You will no doubt have seen the headlines. The news propelled Ireland to the front pages across the globe. In what is regarded at home and abroad as a dramatic statement about Ireland today, the same-sex marriage referendum was endorsed 62:38 and in 43 out of 44 constituencies.
Crowds gathered and celebrated in a festive atmosphere in and around Dublin Castle’s spacious courtyard. All through that sunny Saturday the vote count confirmed something seismic was happening. Social media soon flooded with images of the emotional cord struck by this outcome, perhaps summed up as acceptance and pride.
In short, gay pride became Irish pride as Ireland took a leading global position on gay rights, equality and tolerance.
And I think that it is not hyperbolic to consider this outcome historic (see my short blog on this last Saturday).
One of the most charming comments was from the leader of the Scottish National Party, Nicola Sturgeon: “I bet there will be a few marriage proposals in the pubs of Dublin tonight. What a lovely thought. Enjoy the celebrations, Ireland.”
At the other end of the spectrum, the Archbishop of Dublin Micheal Martin stood robed in red with his tall white hat and said ruefully to children about to be confirmed as Catholics, “Boys and girls, I made my confirmation sixty years ago. Your world is different from mine.” (This is quoted in Danny Hakim’s New York Times’s front page report here.
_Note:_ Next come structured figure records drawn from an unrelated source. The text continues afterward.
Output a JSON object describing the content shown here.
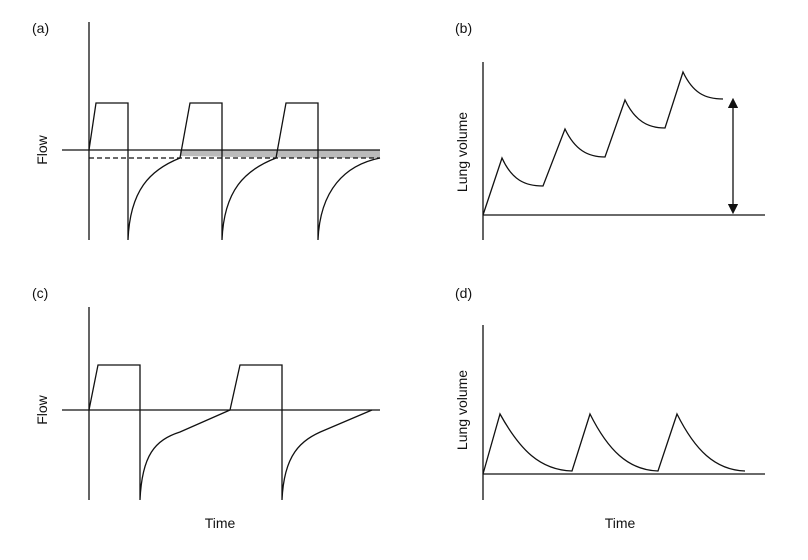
{
  "panels": [
    {
      "label": "(a)",
      "y_label": "Flow"
    },
    {
      "label": "(b)",
      "y_label": "Lung volume"
    },
    {
      "label": "(c)",
      "y_label": "Flow",
      "x_label": "Time"
    },
    {
      "label": "(d)",
      "y_label": "Lung volume",
      "x_label": "Time"
    }
  ]
}
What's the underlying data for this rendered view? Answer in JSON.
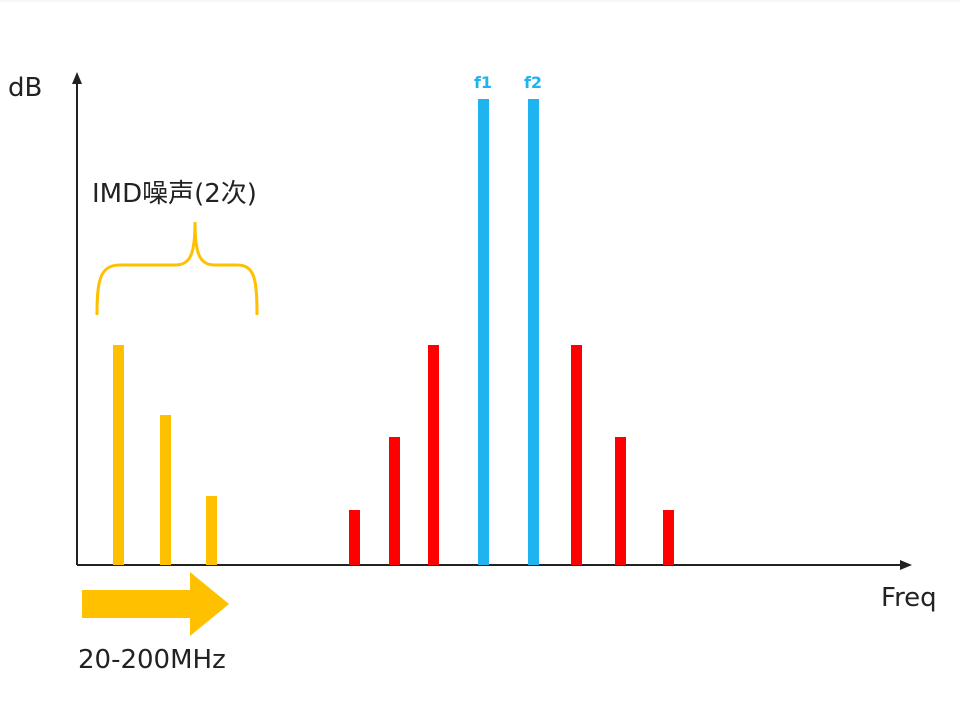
{
  "y_axis_label": "dB",
  "x_axis_label": "Freq",
  "imd_label": "IMD噪声(2次)",
  "range_label": "20-200MHz",
  "tones": [
    "f1",
    "f2"
  ]
}
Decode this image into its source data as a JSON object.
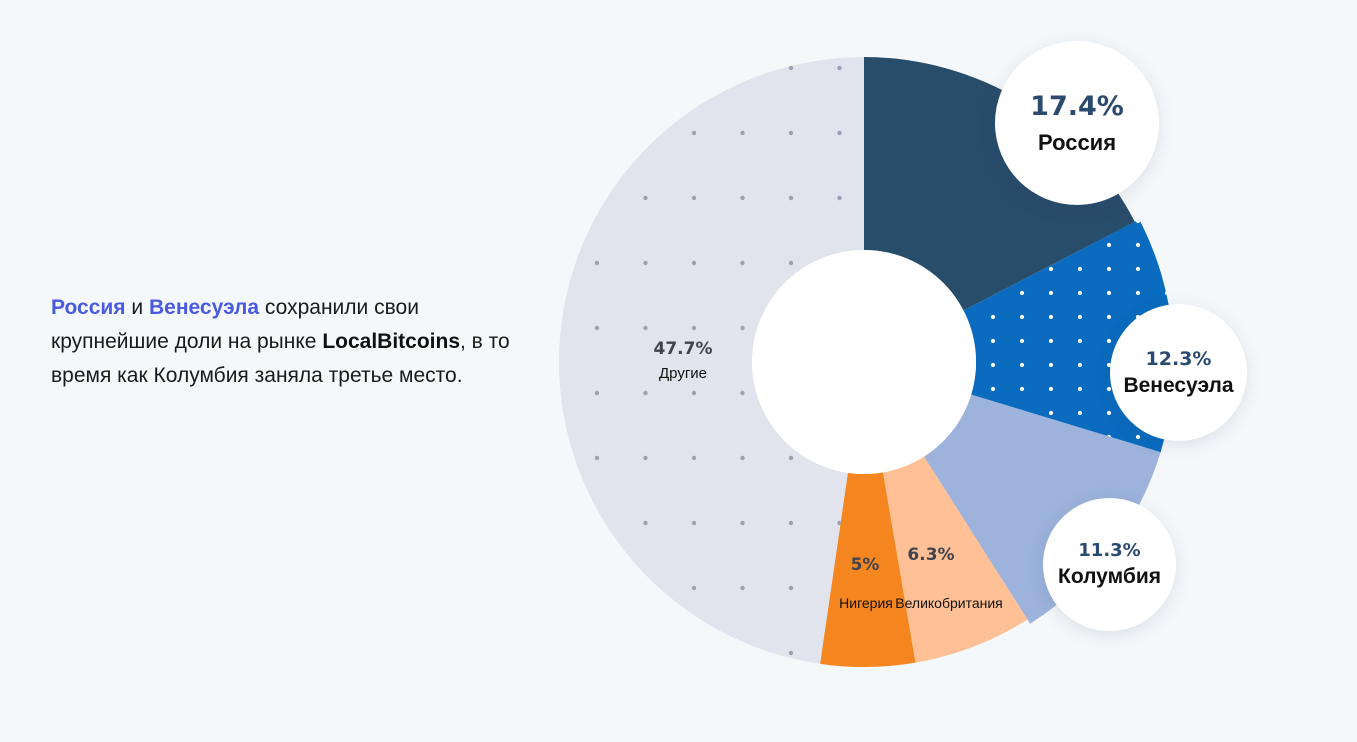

His report usefully sums up the historic context and the many battles that have way marked Saturday’s result.)
UNSG Ban Ki-moon, in Ireland to receive the Tipperary International Peace Award, hailed the outcome: “This is truly an historic moment. Ireland has become the first country in the world to approve marriage equality in a nationwide referendum. The result sends an important message to the world; all people are entitled to enjoy their human rights and human dignity, no matter whom they are or whom they love.”
I would recommend reading his full speech accepting the award here. It eloquently captures Ireland’s diplomatic engagement on global issues as seen by the UN Secretary General: our leading role on NPT, our contribution to the UN and UN Peacekeeping, our overseas development programme, leadership on human rights, and the inspiration provided by the Northern Ireland peace process.